For many runners, it was a fitting introduction to the resource that is the forest’s trail system, though some had to get used to running on single-track trails.
“You’ve got to watch where you’re going,” first-time trail runner Michelle Dellascio said. “It was really exciting, because there was either mud, or there was a downhill with just rocks. But it was cool running this way, because you were more focused on not falling than how tired you were.

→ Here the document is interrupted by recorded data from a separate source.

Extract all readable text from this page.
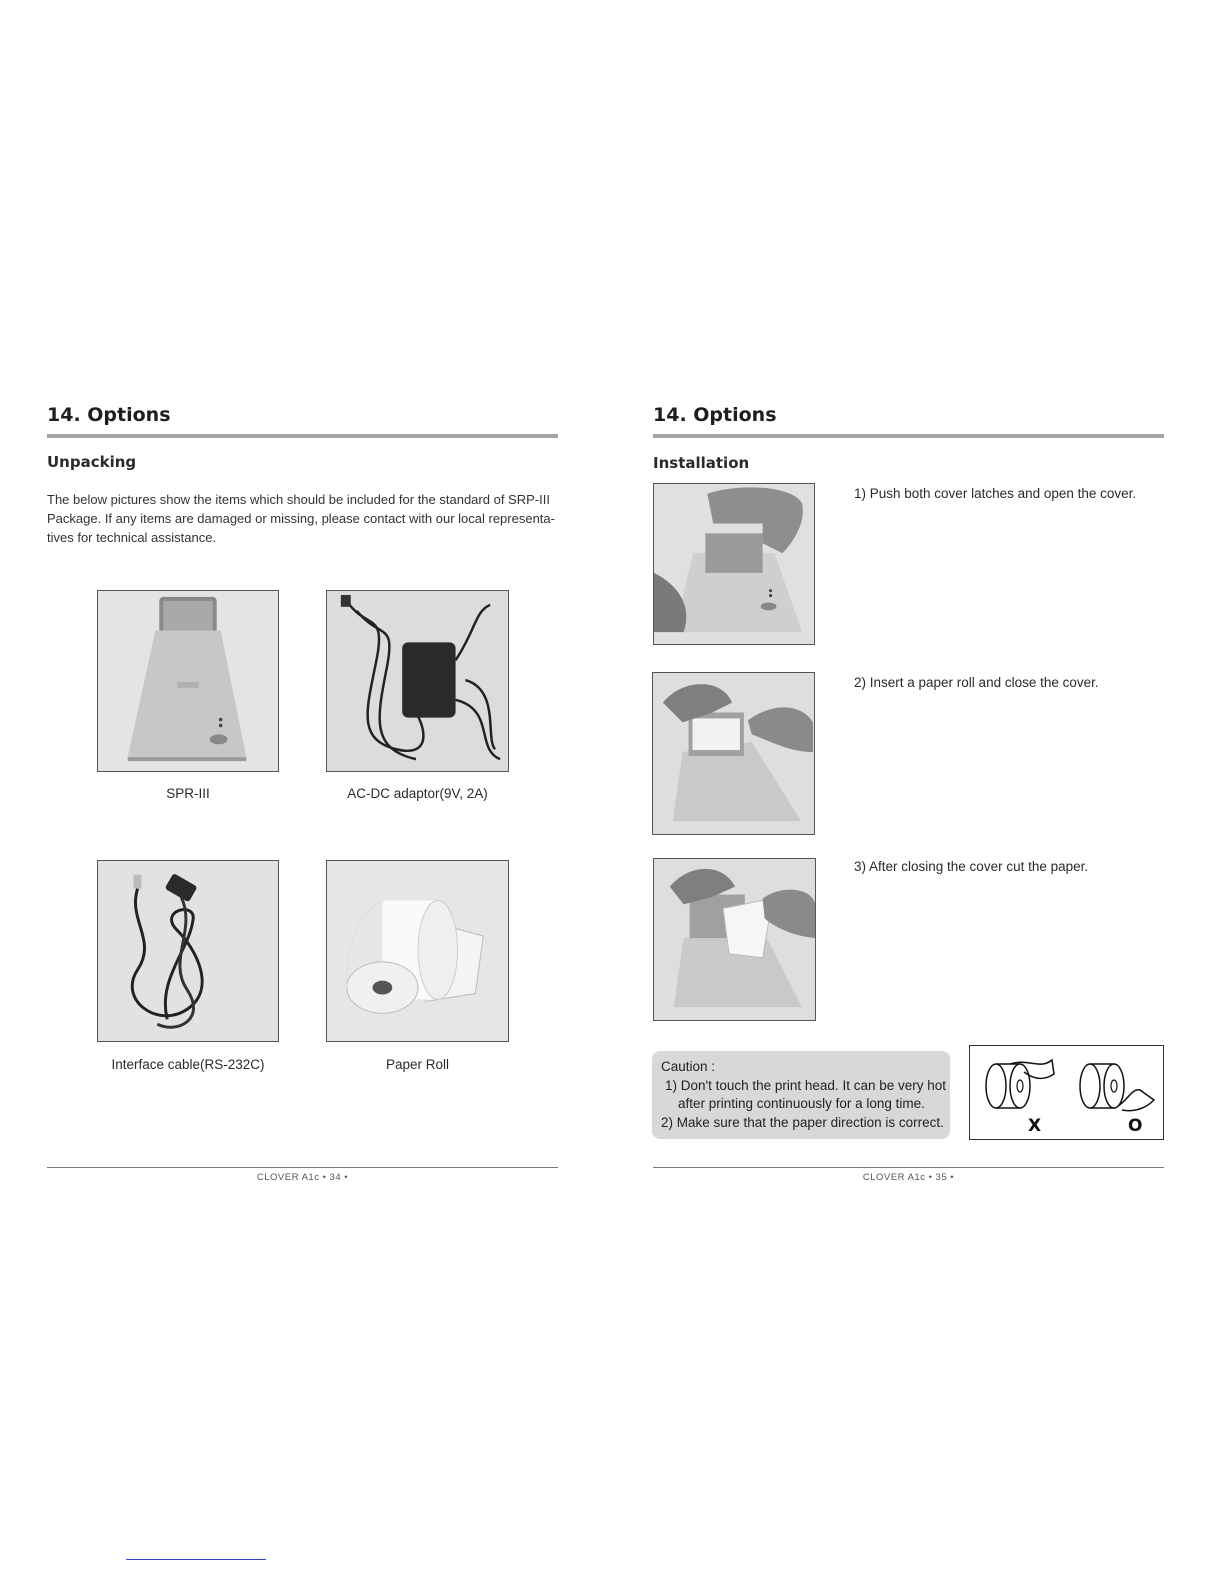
14. Options
Unpacking
The below pictures show the items which should be included for the standard of SRP-III
Package. If any items are damaged or missing, please contact with our local representa-
tives for technical assistance.
SPR-III	AC-DC adaptor(9V, 2A)
Interface cable(RS-232C)	Paper Roll
CLOVER A1c • 34 •
14. Options
Installation
1) Push both cover latches and open the cover.
2) Insert a paper roll and close the cover.
3) After closing the cover cut the paper.
Caution :
1) Don't touch the print head. It can be very hot
after printing continuously for a long time.
2) Make sure that the paper direction is correct.	X	O
CLOVER A1c • 35 •
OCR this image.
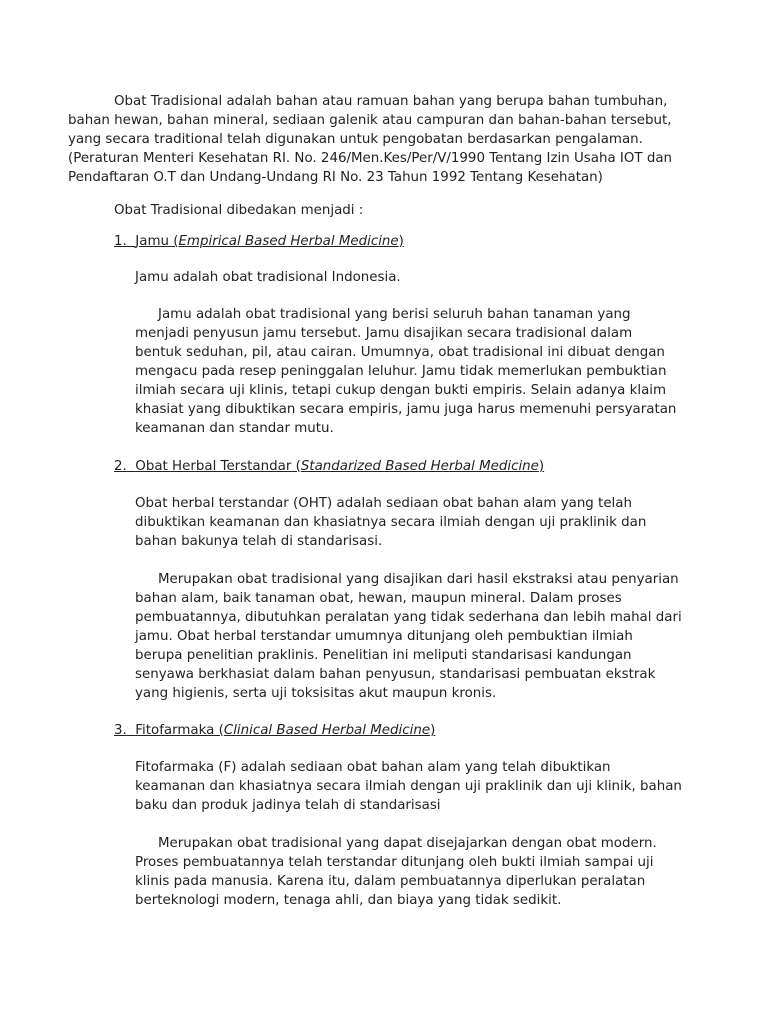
Obat Tradisional adalah bahan atau ramuan bahan yang berupa bahan tumbuhan,
bahan hewan, bahan mineral, sediaan galenik atau campuran dan bahan-bahan tersebut,
yang secara traditional telah digunakan untuk pengobatan berdasarkan pengalaman.
(Peraturan Menteri Kesehatan RI. No. 246/Men.Kes/Per/V/1990 Tentang Izin Usaha IOT dan
Pendaftaran O.T dan Undang-Undang RI No. 23 Tahun 1992 Tentang Kesehatan)
Obat Tradisional dibedakan menjadi :
1. Jamu (Empirical Based Herbal Medicine)
Jamu adalah obat tradisional Indonesia.
Jamu adalah obat tradisional yang berisi seluruh bahan tanaman yang
menjadi penyusun jamu tersebut. Jamu disajikan secara tradisional dalam
bentuk seduhan, pil, atau cairan. Umumnya, obat tradisional ini dibuat dengan
mengacu pada resep peninggalan leluhur. Jamu tidak memerlukan pembuktian
ilmiah secara uji klinis, tetapi cukup dengan bukti empiris. Selain adanya klaim
khasiat yang dibuktikan secara empiris, jamu juga harus memenuhi persyaratan
keamanan dan standar mutu.
2. Obat Herbal Terstandar (Standarized Based Herbal Medicine)
Obat herbal terstandar (OHT) adalah sediaan obat bahan alam yang telah
dibuktikan keamanan dan khasiatnya secara ilmiah dengan uji praklinik dan
bahan bakunya telah di standarisasi.
Merupakan obat tradisional yang disajikan dari hasil ekstraksi atau penyarian
bahan alam, baik tanaman obat, hewan, maupun mineral. Dalam proses
pembuatannya, dibutuhkan peralatan yang tidak sederhana dan lebih mahal dari
jamu. Obat herbal terstandar umumnya ditunjang oleh pembuktian ilmiah
berupa penelitian praklinis. Penelitian ini meliputi standarisasi kandungan
senyawa berkhasiat dalam bahan penyusun, standarisasi pembuatan ekstrak
yang higienis, serta uji toksisitas akut maupun kronis.
3. Fitofarmaka (Clinical Based Herbal Medicine)
Fitofarmaka (F) adalah sediaan obat bahan alam yang telah dibuktikan
keamanan dan khasiatnya secara ilmiah dengan uji praklinik dan uji klinik, bahan
baku dan produk jadinya telah di standarisasi
Merupakan obat tradisional yang dapat disejajarkan dengan obat modern.
Proses pembuatannya telah terstandar ditunjang oleh bukti ilmiah sampai uji
klinis pada manusia. Karena itu, dalam pembuatannya diperlukan peralatan
berteknologi modern, tenaga ahli, dan biaya yang tidak sedikit.
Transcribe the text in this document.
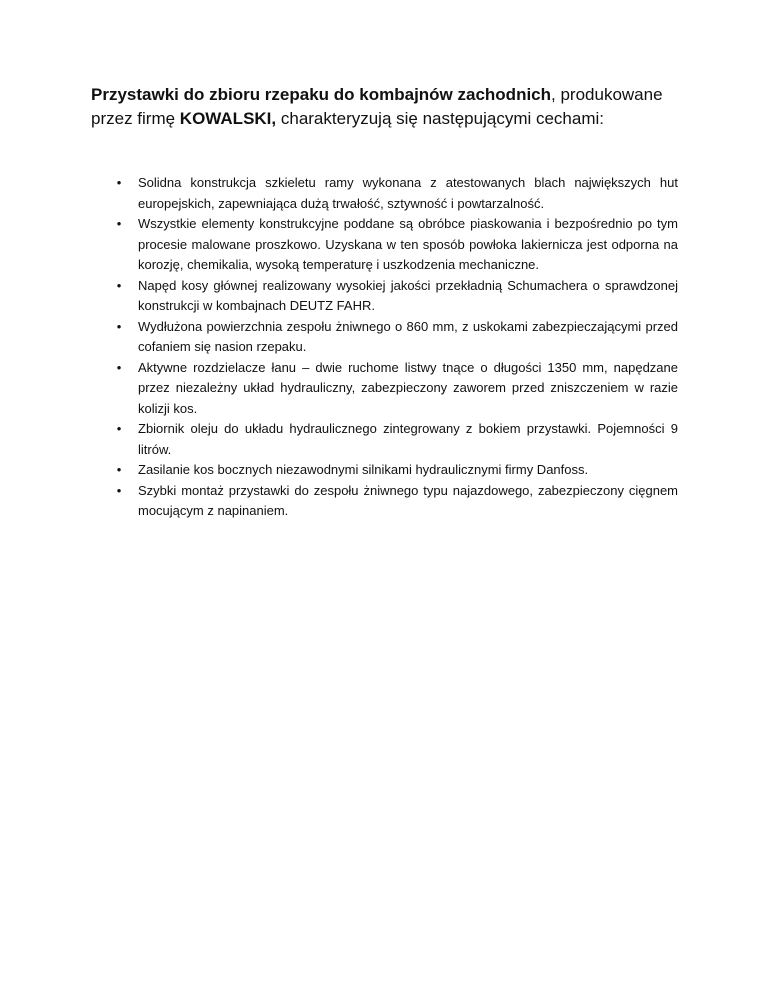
Przystawki do zbioru rzepaku do kombajnów zachodnich, produkowane przez firmę KOWALSKI, charakteryzują się następującymi cechami:

• Solidna konstrukcja szkieletu ramy wykonana z atestowanych blach największych hut europejskich, zapewniająca dużą trwałość, sztywność i powtarzalność.
• Wszystkie elementy konstrukcyjne poddane są obróbce piaskowania i bezpośrednio po tym procesie malowane proszkowo. Uzyskana w ten sposób powłoka lakiernicza jest odporna na korozję, chemikalia, wysoką temperaturę i uszkodzenia mechaniczne.
• Napęd kosy głównej realizowany wysokiej jakości przekładnią Schumachera o sprawdzonej konstrukcji w kombajnach DEUTZ FAHR.
• Wydłużona powierzchnia zespołu żniwnego o 860 mm, z uskokami zabezpieczającymi przed cofaniem się nasion rzepaku.
• Aktywne rozdzielacze łanu – dwie ruchome listwy tnące o długości 1350 mm, napędzane przez niezależny układ hydrauliczny, zabezpieczony zaworem przed zniszczeniem w razie kolizji kos.
• Zbiornik oleju do układu hydraulicznego zintegrowany z bokiem przystawki. Pojemności 9 litrów.
• Zasilanie kos bocznych niezawodnymi silnikami hydraulicznymi firmy Danfoss.
• Szybki montaż przystawki do zespołu żniwnego typu najazdowego, zabezpieczony cięgnem mocującym z napinaniem.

In a way, it was good for my endurance.”
Despite twisting her ankle during the run, Jessica Focht was also enamored of the trails. “You’re not thinking about how you feel,” she pointed out. “You’re thinking about where your feet are going.”
“I’ve never really run a trail race before and it was really fun,” female overall top-finisher Smally said. “I really liked this.”Next up
“We’ll be hosting Carrboro High School cross-country meets this fall,” Kopsch said.
“We’re still expecting the Pumpkin Run to be this October, and we’re working with Fleet Feet Sports on that. We should have the Pumpkin Loop ready for the race.”
Next spring, local trail running enthusiasts the Trailheads will again stage the Philosopher’s Way Trail Runs.
In the meantime, Jones will use newly gained knowledge to help build on the race’s profile and turnout. First, however, would be the inevitable energy drink and adrenaline “crash” and ensuing three-day nap.
“Yeah,” Jones said, laughing. “That’s the plan.”